Aucun scientifique ne détient la science infuse. Mais il faut tenir compte de deux faits dont le premier est incontournable quel que soit le régime politique : 1, la somme des connaissances humaines est telle aujourd’hui qu’elle dépasse les capacités d’apprentissage et d’analyse d’un cerveau individuel ; 2, la recherche coûte cher et, désormais, les chercheurs à de très rares exceptions près ne travaillent plus grâce à leur fortune personnelle mais sur des fonds publics ou grâce à des fondations. Conséquences : 1, il n’y a pratiquement plus de généralistes de la science, il faut se spécialiser et cela ne fait guère que 10 ans qu’on commence à reconnaître les bienfaits du travail transdisciplinaire ; 2, les recherches font l’objet de contrats assez cadrés avec soit une autorité de tutelle, soit une fondation, soit une branche industrielle ; en d’autres termes, ceux qui payent décident et décident en particulier de ce qui sera publié, dans quel support et quand. Si tu mets ensemble l’intérêt économique, la lourdeur bureaucratique et le secret défense…

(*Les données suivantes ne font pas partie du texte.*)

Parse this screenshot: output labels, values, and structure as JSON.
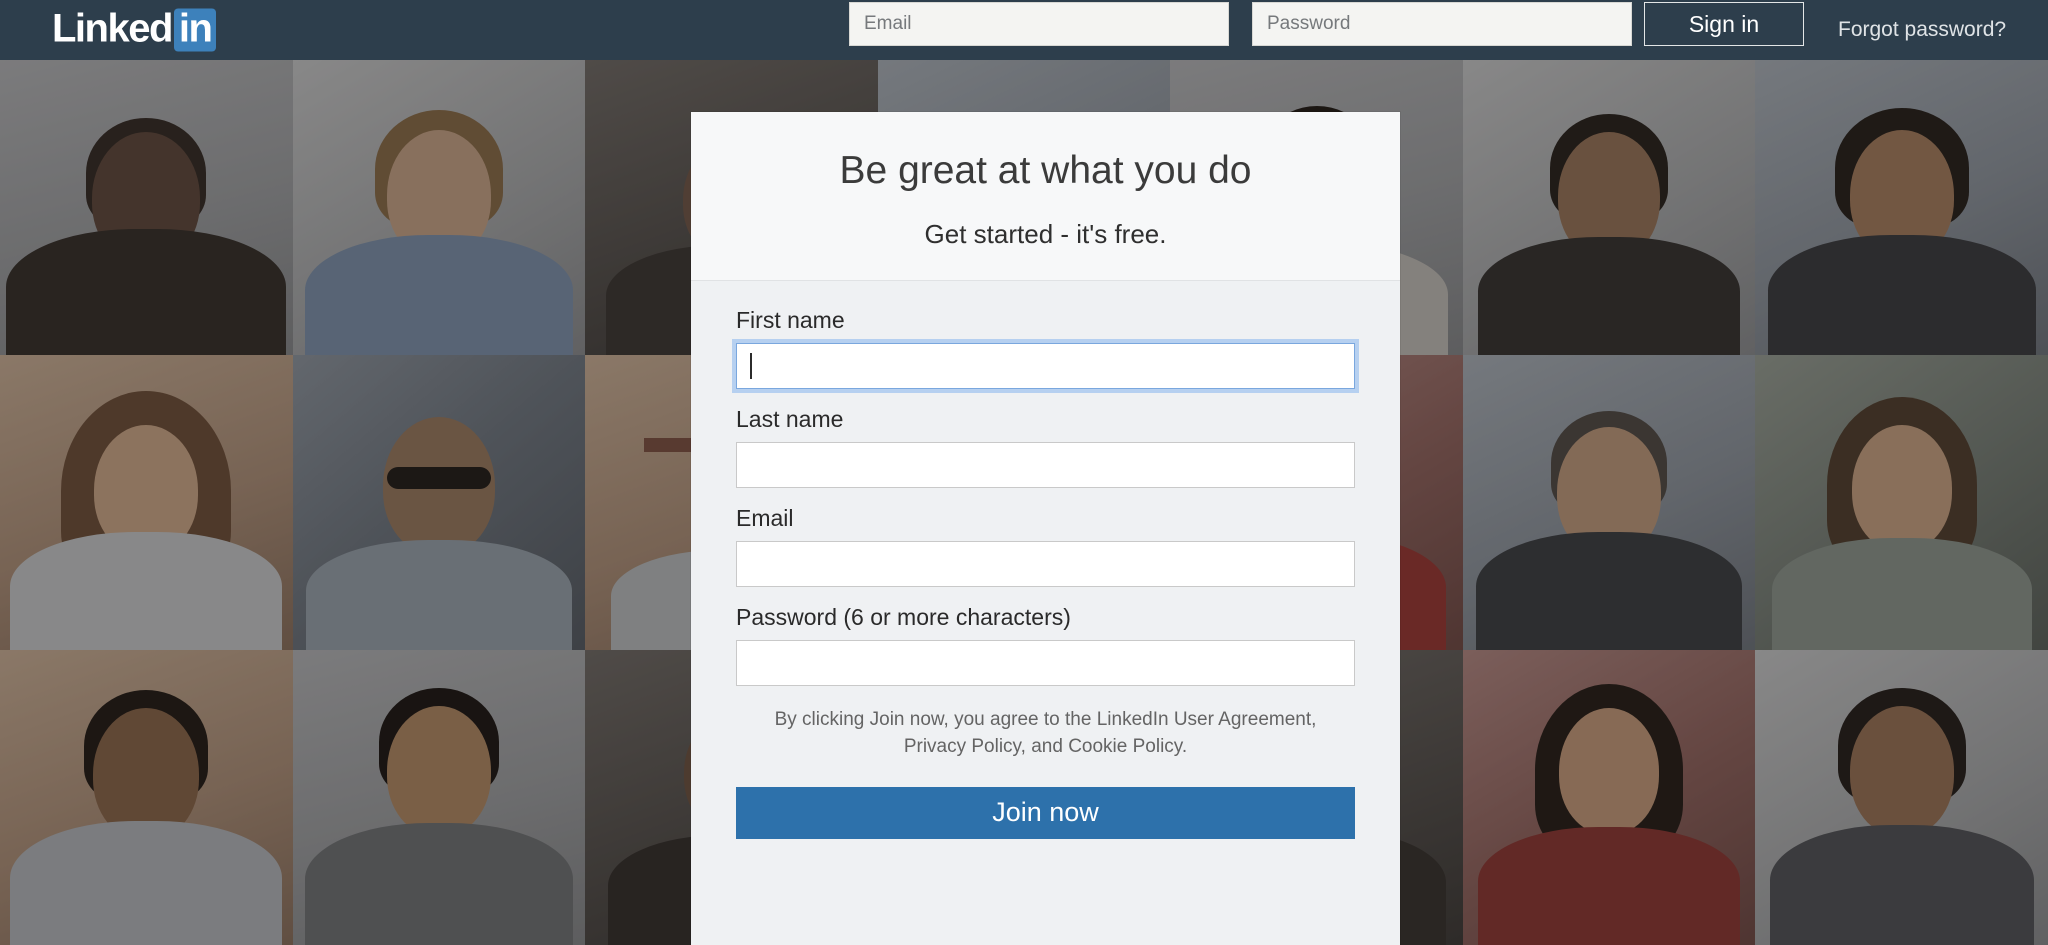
{
  "nav": {
    "logo_text": "Linked",
    "logo_badge": "in",
    "email_placeholder": "Email",
    "password_placeholder": "Password",
    "email_value": "",
    "password_value": "",
    "signin_label": "Sign in",
    "forgot_label": "Forgot password?"
  },
  "signup_card": {
    "title": "Be great at what you do",
    "subtitle": "Get started - it's free.",
    "fields": [
      {
        "label": "First name",
        "value": "",
        "focused": true
      },
      {
        "label": "Last name",
        "value": "",
        "focused": false
      },
      {
        "label": "Email",
        "value": "",
        "focused": false
      },
      {
        "label": "Password (6 or more characters)",
        "value": "",
        "focused": false
      }
    ],
    "legal_text": "By clicking Join now, you agree to the LinkedIn User Agreement, Privacy Policy, and Cookie Policy.",
    "join_label": "Join now"
  },
  "colors": {
    "nav_background": "#2d3e4c",
    "logo_badge_blue": "#3d81bb",
    "join_button_blue": "#2d71ab",
    "card_background": "#eff1f3",
    "card_header_background": "#f7f8f9",
    "focus_ring_blue": "#b6d0f0"
  },
  "background": {
    "description": "darkened grid of professional portrait photographs",
    "tiles": [
      {
        "name": "man-in-suit-smiling",
        "style": "p-room"
      },
      {
        "name": "woman-blonde-blue-jacket",
        "style": "p-office"
      },
      {
        "name": "man-partial-left",
        "style": "p-dark"
      },
      {
        "name": "man-dark-hair",
        "style": "p-cool"
      },
      {
        "name": "woman-dark-hair-white-top",
        "style": "p-room"
      },
      {
        "name": "man-smiling-suit",
        "style": "p-office"
      },
      {
        "name": "man-curly-hair-suit",
        "style": "p-cool"
      },
      {
        "name": "woman-long-hair-smiling",
        "style": "p-warm"
      },
      {
        "name": "man-sunglasses-city",
        "style": "p-street"
      },
      {
        "name": "indoor-scene-partial",
        "style": "p-warm"
      },
      {
        "name": "person-partial",
        "style": "p-dark"
      },
      {
        "name": "woman-red-top",
        "style": "p-red"
      },
      {
        "name": "man-grey-hair-suit",
        "style": "p-cool"
      },
      {
        "name": "woman-outdoor-park",
        "style": "p-park"
      },
      {
        "name": "man-smiling-striped-shirt",
        "style": "p-warm"
      },
      {
        "name": "man-short-hair-smiling",
        "style": "p-room"
      },
      {
        "name": "person-partial-lower",
        "style": "p-dark"
      },
      {
        "name": "person-partial-lower-2",
        "style": "p-cool"
      },
      {
        "name": "man-dark-lower",
        "style": "p-dark"
      },
      {
        "name": "woman-red-scarf",
        "style": "p-red"
      },
      {
        "name": "man-dark-hair-lower",
        "style": "p-office"
      }
    ]
  }
}
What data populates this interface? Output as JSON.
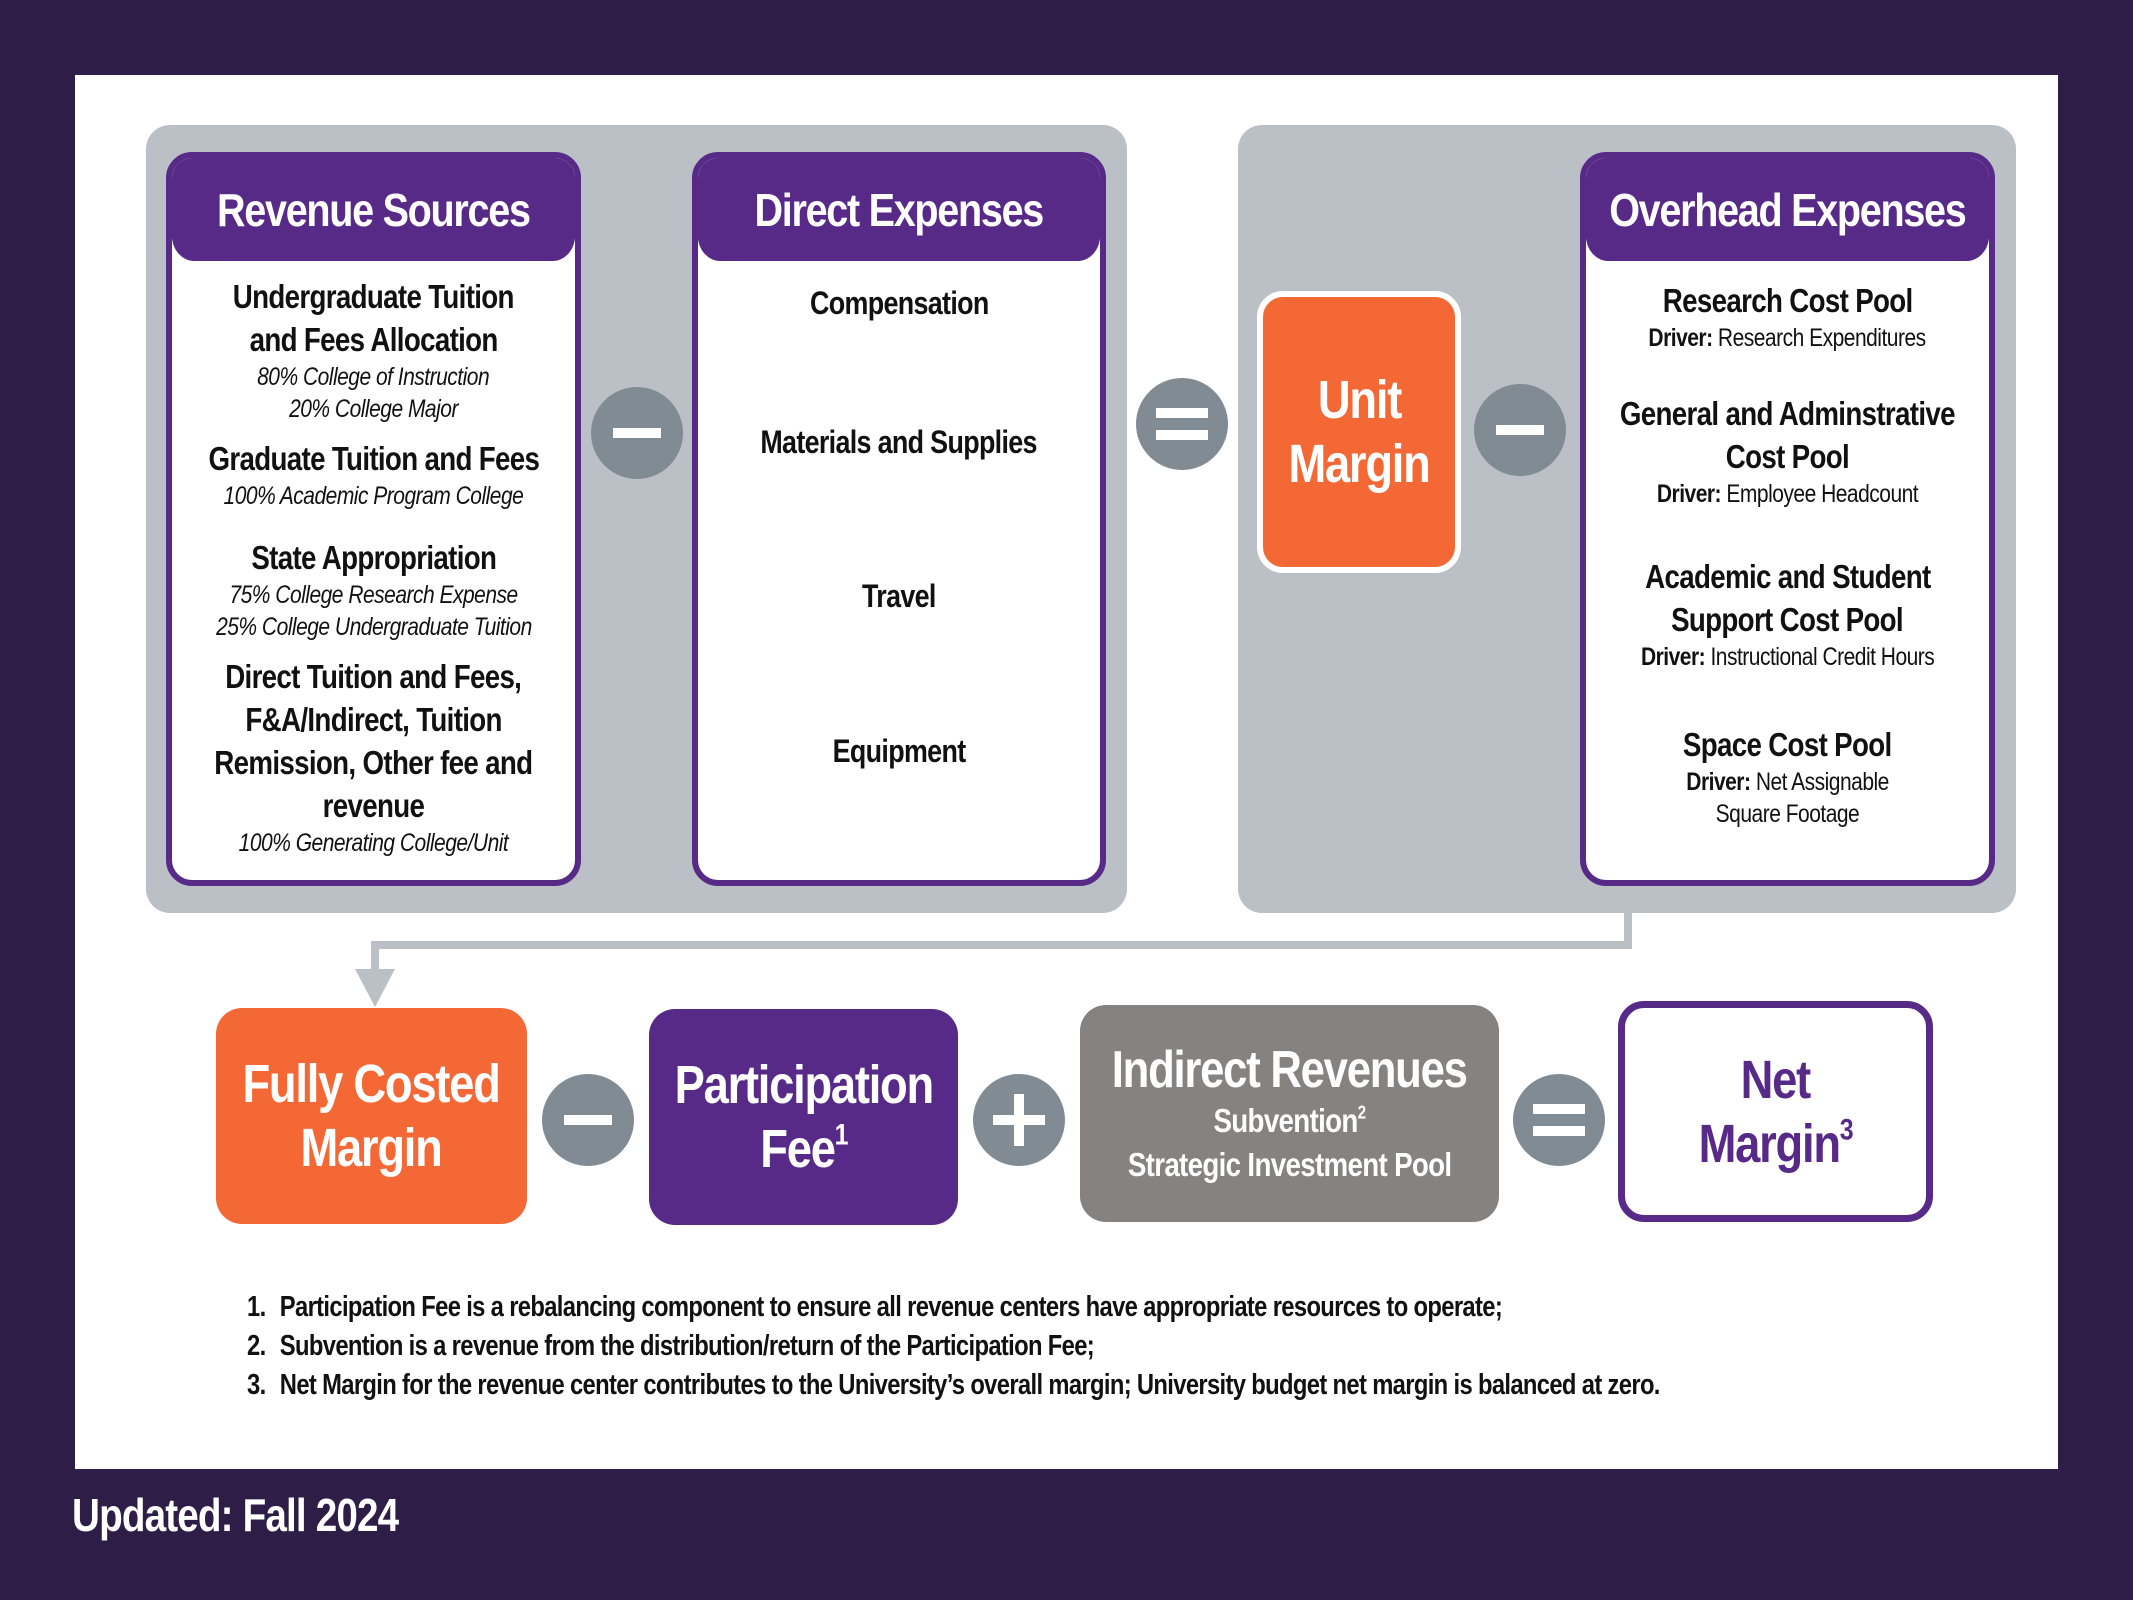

Un autre effet pervers, c’est le fossé qui se creuse de plus en plus entre les chercheurs confinés dans leurs laboratoires et le reste du peuple. Ce fossé, c’est la mort de la démocratie, car il ne peut y avoir de démocratie réelle que si chaque citoyen est suffisamment informé — il n’y en a plus si on distingue une France d’en haut et une France d’en bas. Et le pire, c’est que dès que tu sors un chercheur de sa spécialité, il se retrouve dans la France d’en bas, avec les mêmes ignorances et les mêmes doutes que tout un chacun. Or ce fossé vient largement du manque de vulgarisation correcte. On ne trouve pratiquement pas de manuels de base, dans aucune discipline. Il y a un hiatus immense aujourd’hui entre les ouvrages de vulgarisation conçus en général pour des enfants de 12 ans et à partir desquels il est impossible d’aller plus loin, et les articles ou études spécialisés, pointus, écrits pour ceux qui ont déjà les bases et un peu plus. Et les bases, on les trouve où ? Uniquement dans les cours de Deug, à condition de pouvoir les suivre.
Mais revenons à nos coquecigrues.
Il y a quelque chose de démentiel dans la soucoupe, c’est que tout pourrait être un montage scientifique des petits génies ressortis du projet Manhattan, des gens de Princeton ou du MIT et des récupérés de Peenemünde, tout depuis Arnold en tout cas. L’autre jour, pour tout autre chose, je vérifiais sur le Quid les dates de certaines inventions touchant à l’électromagnétisme et à l’informatique. Je me suis aperçue qu’elles remontaient toutes plus haut que je ne le pensais, toutes aux années 30 et 40 en fait et que donc les militaires américains auraient pu jouer à la soucoupe depuis le début de la guerre froide. Douche de la même température sur mes neurones. On a pu nous mentir par omission sur beaucoup de choses, sur des observations classées comme OVNI et qui relevaient d’expériences secrètes, même des cas classiques. On a pu construire en 1952 l’HET comme une couverture commode. Tout est possible dès le départ, alors que je croyais que ce cirque n’avait débuté qu’en 76. Sauf que le phénomène d’aujourd’hui ressemble à ceux des époques non industrielles où les expériences militaires et la CIA n’expliquent rien, sauf aussi que certains phénomènes connexes nous renvoient à un jeu de balancier sur le temps que ces inventions n’expliquent pas non plus. Et voilà qui nous renvoie à la case départ ? Pas tout à fait.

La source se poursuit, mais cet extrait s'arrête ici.